In the beginning was the Logos, and Logos is God, says the Evangelist.

This means that the God whose nature is compatible with reason is not the traditional God of Christianity. It is not God the Father, or God the Son, or God the Holy Ghost, or a combination of the three. The Pope must have had to resort to this understanding of God that identifies Him with reason because he cannot say about the traditional God of Christianity that unreasonableness is contrary to His nature. He cannot say so because he knows that unreasonableness characterizes the traditional conception of the nature of that God. This has always been Islam’s main objection to Christianity. The Qur’an tells them that the claim that God has a son is not compatible with reason and cannot therefore be compatible with God’s true nature.

But this is not necessarily a point that is being investigated. And we must also seek another discourse, a non-theological discourse, because I believe the issue can be resolved just by studying Manuel II, the source whom the Pope quoted when dealing with the Prophet Muhammad (peace be upon him). Gary Leupp writes of this medieval figure:

Crowned co-emperor by his father, in 1373, he lost his throne to his bother, who seized it in 1376. How’d he get it back? By calling for help from the Muslim Turks! I suppose that was reasonable.

Back on the throne in 1379, no doubt acting in accordance with logos, he paid tribute to the Turkish Sultan and actually had to live as a vassal at the Turkish court!
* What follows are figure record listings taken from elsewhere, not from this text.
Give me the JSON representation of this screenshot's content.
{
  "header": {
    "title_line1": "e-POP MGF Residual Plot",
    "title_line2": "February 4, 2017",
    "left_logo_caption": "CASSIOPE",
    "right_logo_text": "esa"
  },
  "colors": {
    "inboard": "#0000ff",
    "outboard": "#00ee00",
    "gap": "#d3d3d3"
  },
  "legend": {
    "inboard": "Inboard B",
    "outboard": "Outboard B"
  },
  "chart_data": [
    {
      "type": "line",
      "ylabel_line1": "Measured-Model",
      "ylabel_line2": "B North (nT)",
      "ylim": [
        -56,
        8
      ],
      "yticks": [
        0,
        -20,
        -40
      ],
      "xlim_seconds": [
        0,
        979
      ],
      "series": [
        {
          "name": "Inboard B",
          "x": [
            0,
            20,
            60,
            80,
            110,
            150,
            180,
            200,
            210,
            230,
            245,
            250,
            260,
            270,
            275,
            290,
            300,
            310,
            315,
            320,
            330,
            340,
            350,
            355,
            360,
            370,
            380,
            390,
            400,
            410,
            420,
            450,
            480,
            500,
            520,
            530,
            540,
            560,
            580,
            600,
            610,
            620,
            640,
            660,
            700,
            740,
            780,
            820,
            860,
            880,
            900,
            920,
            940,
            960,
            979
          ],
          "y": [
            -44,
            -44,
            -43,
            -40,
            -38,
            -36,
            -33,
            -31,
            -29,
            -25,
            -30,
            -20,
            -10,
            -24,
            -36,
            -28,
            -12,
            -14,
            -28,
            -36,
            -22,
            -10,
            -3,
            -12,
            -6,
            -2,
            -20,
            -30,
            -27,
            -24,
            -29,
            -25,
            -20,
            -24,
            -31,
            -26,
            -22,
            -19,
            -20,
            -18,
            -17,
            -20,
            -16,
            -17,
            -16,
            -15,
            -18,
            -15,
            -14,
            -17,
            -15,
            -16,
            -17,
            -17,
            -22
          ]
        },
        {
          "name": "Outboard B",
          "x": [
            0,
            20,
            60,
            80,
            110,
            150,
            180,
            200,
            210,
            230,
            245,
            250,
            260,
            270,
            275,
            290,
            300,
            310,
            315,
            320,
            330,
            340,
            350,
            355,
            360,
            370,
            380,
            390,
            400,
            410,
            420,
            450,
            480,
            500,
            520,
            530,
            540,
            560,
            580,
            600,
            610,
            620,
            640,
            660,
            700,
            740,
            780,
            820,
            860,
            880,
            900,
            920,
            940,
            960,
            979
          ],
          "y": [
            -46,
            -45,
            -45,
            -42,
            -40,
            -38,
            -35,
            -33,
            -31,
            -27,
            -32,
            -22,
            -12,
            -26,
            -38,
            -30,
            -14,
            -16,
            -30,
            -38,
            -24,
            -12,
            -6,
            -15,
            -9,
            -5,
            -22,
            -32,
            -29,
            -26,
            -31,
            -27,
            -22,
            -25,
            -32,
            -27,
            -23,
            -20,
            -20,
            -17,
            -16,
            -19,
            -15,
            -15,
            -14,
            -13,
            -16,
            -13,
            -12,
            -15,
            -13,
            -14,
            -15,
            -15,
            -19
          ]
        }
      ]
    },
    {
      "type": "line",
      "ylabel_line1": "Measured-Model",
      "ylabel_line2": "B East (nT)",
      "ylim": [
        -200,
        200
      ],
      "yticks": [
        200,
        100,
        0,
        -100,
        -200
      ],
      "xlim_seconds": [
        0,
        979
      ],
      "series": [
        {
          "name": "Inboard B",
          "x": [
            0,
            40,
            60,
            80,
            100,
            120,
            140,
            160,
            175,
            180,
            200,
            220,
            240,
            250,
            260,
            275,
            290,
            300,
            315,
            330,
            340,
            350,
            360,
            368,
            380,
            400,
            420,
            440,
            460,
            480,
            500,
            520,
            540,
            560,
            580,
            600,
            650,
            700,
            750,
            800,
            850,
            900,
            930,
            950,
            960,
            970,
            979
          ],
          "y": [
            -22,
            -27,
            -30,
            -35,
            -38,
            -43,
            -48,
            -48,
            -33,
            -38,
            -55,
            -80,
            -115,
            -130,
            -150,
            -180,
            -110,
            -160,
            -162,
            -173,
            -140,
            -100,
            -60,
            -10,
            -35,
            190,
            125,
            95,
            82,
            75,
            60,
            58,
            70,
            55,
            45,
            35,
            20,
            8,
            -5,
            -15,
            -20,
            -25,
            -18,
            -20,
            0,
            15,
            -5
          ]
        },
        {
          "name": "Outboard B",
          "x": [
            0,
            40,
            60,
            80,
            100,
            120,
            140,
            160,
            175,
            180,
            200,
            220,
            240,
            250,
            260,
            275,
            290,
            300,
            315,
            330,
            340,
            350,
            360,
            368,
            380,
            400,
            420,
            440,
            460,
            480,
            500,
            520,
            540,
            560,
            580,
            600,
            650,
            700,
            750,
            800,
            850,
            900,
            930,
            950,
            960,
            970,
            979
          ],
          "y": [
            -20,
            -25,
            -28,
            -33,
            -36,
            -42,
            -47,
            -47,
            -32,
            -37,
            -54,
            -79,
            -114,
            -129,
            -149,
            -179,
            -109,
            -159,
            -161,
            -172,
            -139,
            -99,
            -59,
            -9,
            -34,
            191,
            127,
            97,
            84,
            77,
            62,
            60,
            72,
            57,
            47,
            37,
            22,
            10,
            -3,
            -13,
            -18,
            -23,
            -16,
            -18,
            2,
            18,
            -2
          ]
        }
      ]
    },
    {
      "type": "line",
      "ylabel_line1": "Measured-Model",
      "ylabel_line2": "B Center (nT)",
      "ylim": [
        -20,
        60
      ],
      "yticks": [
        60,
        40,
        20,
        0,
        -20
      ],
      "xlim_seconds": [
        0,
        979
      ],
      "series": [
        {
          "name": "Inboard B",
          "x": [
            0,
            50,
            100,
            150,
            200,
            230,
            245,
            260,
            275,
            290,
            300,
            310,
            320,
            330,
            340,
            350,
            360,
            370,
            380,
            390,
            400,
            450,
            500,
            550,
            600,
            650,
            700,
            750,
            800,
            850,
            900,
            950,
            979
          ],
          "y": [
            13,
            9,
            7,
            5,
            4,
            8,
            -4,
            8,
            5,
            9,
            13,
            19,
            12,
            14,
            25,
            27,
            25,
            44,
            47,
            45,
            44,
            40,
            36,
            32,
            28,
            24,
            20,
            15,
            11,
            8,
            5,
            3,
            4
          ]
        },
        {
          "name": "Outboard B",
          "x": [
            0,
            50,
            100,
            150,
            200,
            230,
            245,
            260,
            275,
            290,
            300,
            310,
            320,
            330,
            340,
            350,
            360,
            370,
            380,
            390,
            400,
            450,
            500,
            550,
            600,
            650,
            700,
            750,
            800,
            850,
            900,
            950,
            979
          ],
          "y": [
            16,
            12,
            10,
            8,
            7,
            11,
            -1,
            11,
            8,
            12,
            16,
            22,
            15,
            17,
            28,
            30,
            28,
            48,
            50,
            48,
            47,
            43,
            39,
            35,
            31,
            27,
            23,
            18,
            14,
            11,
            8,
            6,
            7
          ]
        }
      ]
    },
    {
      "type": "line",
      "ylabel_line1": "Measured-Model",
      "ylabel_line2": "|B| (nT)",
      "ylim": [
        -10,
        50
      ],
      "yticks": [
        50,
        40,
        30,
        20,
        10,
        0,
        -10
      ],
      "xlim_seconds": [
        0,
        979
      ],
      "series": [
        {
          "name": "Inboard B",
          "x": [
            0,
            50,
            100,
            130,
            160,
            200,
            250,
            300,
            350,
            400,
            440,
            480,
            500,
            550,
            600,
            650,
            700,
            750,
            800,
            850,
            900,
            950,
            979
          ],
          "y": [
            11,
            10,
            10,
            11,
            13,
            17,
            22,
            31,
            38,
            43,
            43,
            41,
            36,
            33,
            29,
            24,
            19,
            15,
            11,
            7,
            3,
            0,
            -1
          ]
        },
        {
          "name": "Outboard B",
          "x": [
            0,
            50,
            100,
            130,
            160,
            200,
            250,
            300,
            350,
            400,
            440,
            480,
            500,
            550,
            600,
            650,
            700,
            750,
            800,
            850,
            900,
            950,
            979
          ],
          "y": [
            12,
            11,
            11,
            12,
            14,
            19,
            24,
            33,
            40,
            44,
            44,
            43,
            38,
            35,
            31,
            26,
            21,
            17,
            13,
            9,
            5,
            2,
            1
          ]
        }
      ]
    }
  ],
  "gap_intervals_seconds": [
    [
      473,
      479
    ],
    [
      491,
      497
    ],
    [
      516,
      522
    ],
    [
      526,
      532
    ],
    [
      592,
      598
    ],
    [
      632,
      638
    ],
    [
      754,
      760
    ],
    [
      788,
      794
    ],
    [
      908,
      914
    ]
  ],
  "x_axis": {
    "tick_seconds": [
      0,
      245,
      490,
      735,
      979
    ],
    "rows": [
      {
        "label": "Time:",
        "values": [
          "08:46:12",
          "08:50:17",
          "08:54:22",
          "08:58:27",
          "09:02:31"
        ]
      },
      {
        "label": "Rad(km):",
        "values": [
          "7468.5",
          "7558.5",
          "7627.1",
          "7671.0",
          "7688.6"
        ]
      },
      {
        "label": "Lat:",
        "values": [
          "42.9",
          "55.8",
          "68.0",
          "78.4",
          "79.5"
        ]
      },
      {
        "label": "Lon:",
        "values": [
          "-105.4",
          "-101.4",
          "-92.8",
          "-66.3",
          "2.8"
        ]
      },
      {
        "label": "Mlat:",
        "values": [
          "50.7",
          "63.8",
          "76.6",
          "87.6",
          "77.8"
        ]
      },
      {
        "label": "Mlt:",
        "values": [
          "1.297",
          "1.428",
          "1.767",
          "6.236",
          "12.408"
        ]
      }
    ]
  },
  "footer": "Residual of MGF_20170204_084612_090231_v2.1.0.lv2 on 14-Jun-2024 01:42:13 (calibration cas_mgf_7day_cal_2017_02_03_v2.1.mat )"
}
Uri Avnery of Gush Shalom (Israeli Peace Bloc) brilliantly deconstructs the myth that Islam was spread by force, contrary to what has been discussed by the Pope, in Muhammad's Sword:

Jesus said: "You will recognize them by their fruits." The treatment of other religions by Islam must be judged by a simple test: How did the Muslim rulers behave for more than a thousand years, when they had the power to "spread the faith by the sword"?

Well, they just did not.

For many centuries, the Muslims ruled Greece. Did the Greeks become Muslims? Did anyone even try to Islamize them? On the contrary, Christian Greeks held the highest positions in the Ottoman administration. The Bulgarians, Serbs, Romanians, Hungarians and other European nations lived at one time or another under Ottoman rule and clung to their Christian faith. Nobody compelled them to become Muslims and all of them remained devoutly Christian.

Islam in truth was spread by Arab traders and preachers. A typical example is the largest Muslim country in the world, Indonesia, which is surrounded by water on all sides.

I think we have to forget the past and move on for the sake of tolerance and peace between each other. This sentiment has also been expressed by the New York Times. We don't need angry words or words that divide man...no, at this time we don't! Most Catholics have disagreed with the Pope's comments.